Sadly, I knew the holiday weekend was upon my North Austin neighborhood. I knew it because the three triplets were out in full force. I heard them being called by far too many adults in my neighborhood. Whether it was those living in the rental apartment building or those who own their houses, I heard the triplets being shouted by the adults living there. Now for whatever reason, the triplets are a genuine “phenomena” of the black community.

No other racial or ethnic group has deemed to name their young children like we do. Thinking back to when I was a child, the triplets didn’t exist as far as I can remember. If they did, you rarely heard them being called. But this new generation of parents seemed to embrace the triplets just like they embrace the word “nigger” and any of its derivatives. By the way, the triplets are: Bring Yo’ Ass, Take Yo’ Ass and Get Yo’ Ass.

There is something mentally wrong with parents feeling the need to not call their innocent young children by their names. The shouts weren’t of “honey,” “sweetie” or “pudding.'” Not of baby girl or baby boy, peaches or little man. They weren’t even the names the parents had given the children on their birth certificates. Instead, with the profanity that is used with other adults, I heard the triplets being called and shouted without shame.

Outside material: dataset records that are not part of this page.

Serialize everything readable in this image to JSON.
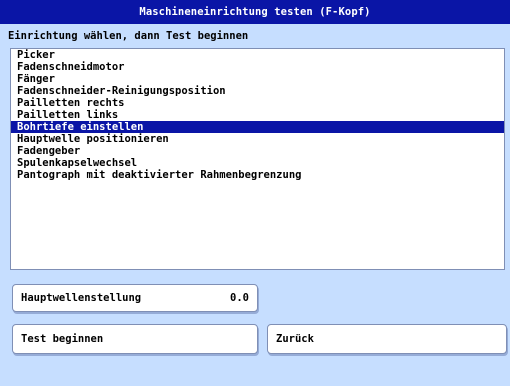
{
  "window": {
    "title": "Maschineneinrichtung testen (F-Kopf)"
  },
  "instruction": "Einrichtung wählen, dann Test beginnen",
  "list": {
    "items": [
      "Picker",
      "Fadenschneidmotor",
      "Fänger",
      "Fadenschneider-Reinigungsposition",
      "Pailletten rechts",
      "Pailletten links",
      "Bohrtiefe einstellen",
      "Hauptwelle positionieren",
      "Fadengeber",
      "Spulenkapselwechsel",
      "Pantograph mit deaktivierter Rahmenbegrenzung"
    ],
    "selected_index": 6
  },
  "main_shaft_position": {
    "label": "Hauptwellenstellung",
    "value": "0.0"
  },
  "buttons": {
    "start_test": "Test beginnen",
    "back": "Zurück"
  },
  "colors": {
    "title_bar": "#0a15a6",
    "selection": "#0a15a6",
    "background": "#c6deff",
    "panel": "#ffffff"
  }
}
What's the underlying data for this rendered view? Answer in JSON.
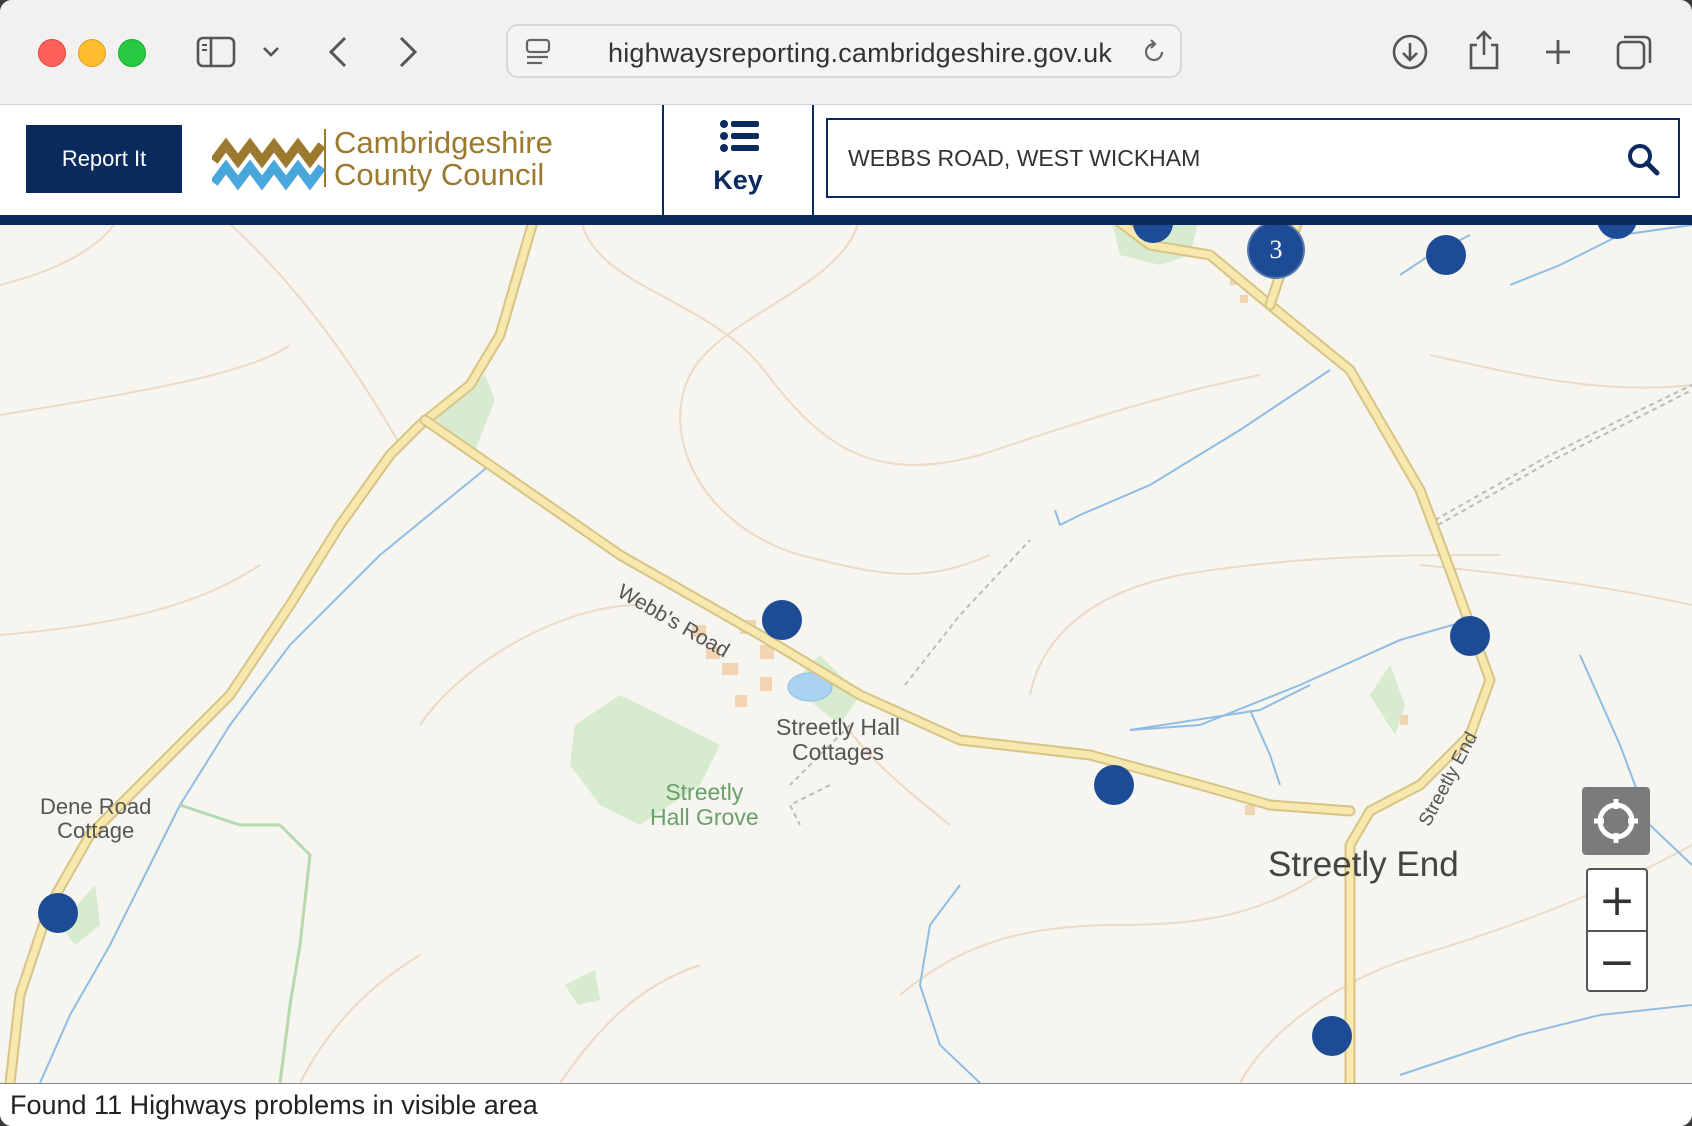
{
  "browser": {
    "url": "highwaysreporting.cambridgeshire.gov.uk"
  },
  "header": {
    "report_button": "Report It",
    "logo_line1": "Cambridgeshire",
    "logo_line2": "County Council",
    "key_label": "Key",
    "search_value": "WEBBS ROAD, WEST WICKHAM"
  },
  "map": {
    "labels": {
      "webbs_road": "Webb's Road",
      "streetly_hall_cottages_1": "Streetly Hall",
      "streetly_hall_cottages_2": "Cottages",
      "streetly_hall_grove_1": "Streetly",
      "streetly_hall_grove_2": "Hall Grove",
      "dene_road_cottage_1": "Dene Road",
      "dene_road_cottage_2": "Cottage",
      "streetly_end": "Streetly End",
      "streetly_end_road": "Streetly End"
    },
    "cluster_count": "3",
    "zoom_in": "+",
    "zoom_out": "−"
  },
  "status": {
    "text": "Found 11 Highways problems in visible area"
  },
  "colors": {
    "brand_navy": "#0b2a5e",
    "marker_blue": "#1e4b95",
    "road_yellow": "#f5e3a3",
    "water_blue": "#7fb1dd",
    "green_area": "#cde7c6"
  }
}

“Bring yo’ ass on!” was shouted by a mother walking down North Avenue. Her young child followed behind her. No holding hands. No concern about any dangers that could befall the child. But with that important cell phone stuck to her ear, the mother yakked away.

Across the alley, I heard a man shout to a young boy around 3 years old, “Get yo’ ass over here!” The boy did as he was told, and the man, who could be a father, uncle, brother, etc., never once gave it a second thought about his words.

From the apartment building, a woman screamed from her window to a child playing out front: “Take yo’ ass around back!” And on and on it went.

Not with every adult and not to every child, but it went on often enough to make me write about it. If we are to make it as a community within a society, then somebody has to speak up about what is going on. So how and when did this phenomena start; about using profanity towards our children, and what keeps it going on? The only answer I am interested in is the one that says when it will end.

A cultural phenomenon comes and goes. It is interesting that no one ever had to give out a memo to the black community to tell us to wear baseball caps with gigantic watches attached to them, or get us to wear Obama T-shirts, or even to embrace the current “Mohawk” haircut fad.

But the profanity-laden speech seemed to be more ingrained with each new generation. Those born in the 1960s like it. Those born in the 1980s love it. What will come out of the mouths of the millennium-generation babies? They’re currently the recipients of the name-calling. They respond to it the same way they would respond to their own names being spoken. What will they call their children starting in 2020?

Although this trend is currently mostly ingrained in the black community, it won’t take long before the larger community adopts it. A lot of what was once only said and done in the black community has been taken on by all of America. The “give-me-five-on-the-black-hand-side” was once exclusively done in the black community. Now, it is the ‘high five’ many use in everyday circumstances. Once, only black people referred to others as “ho’s” or “ho.” Now any young person in America uses the term to disparage somebody else.

To those that would say it is too late; that the cat is already out the bag – I rebuke them. It is often said that those who “know better do better.”

As a community, let’s all work to help those who don’t know better, do better.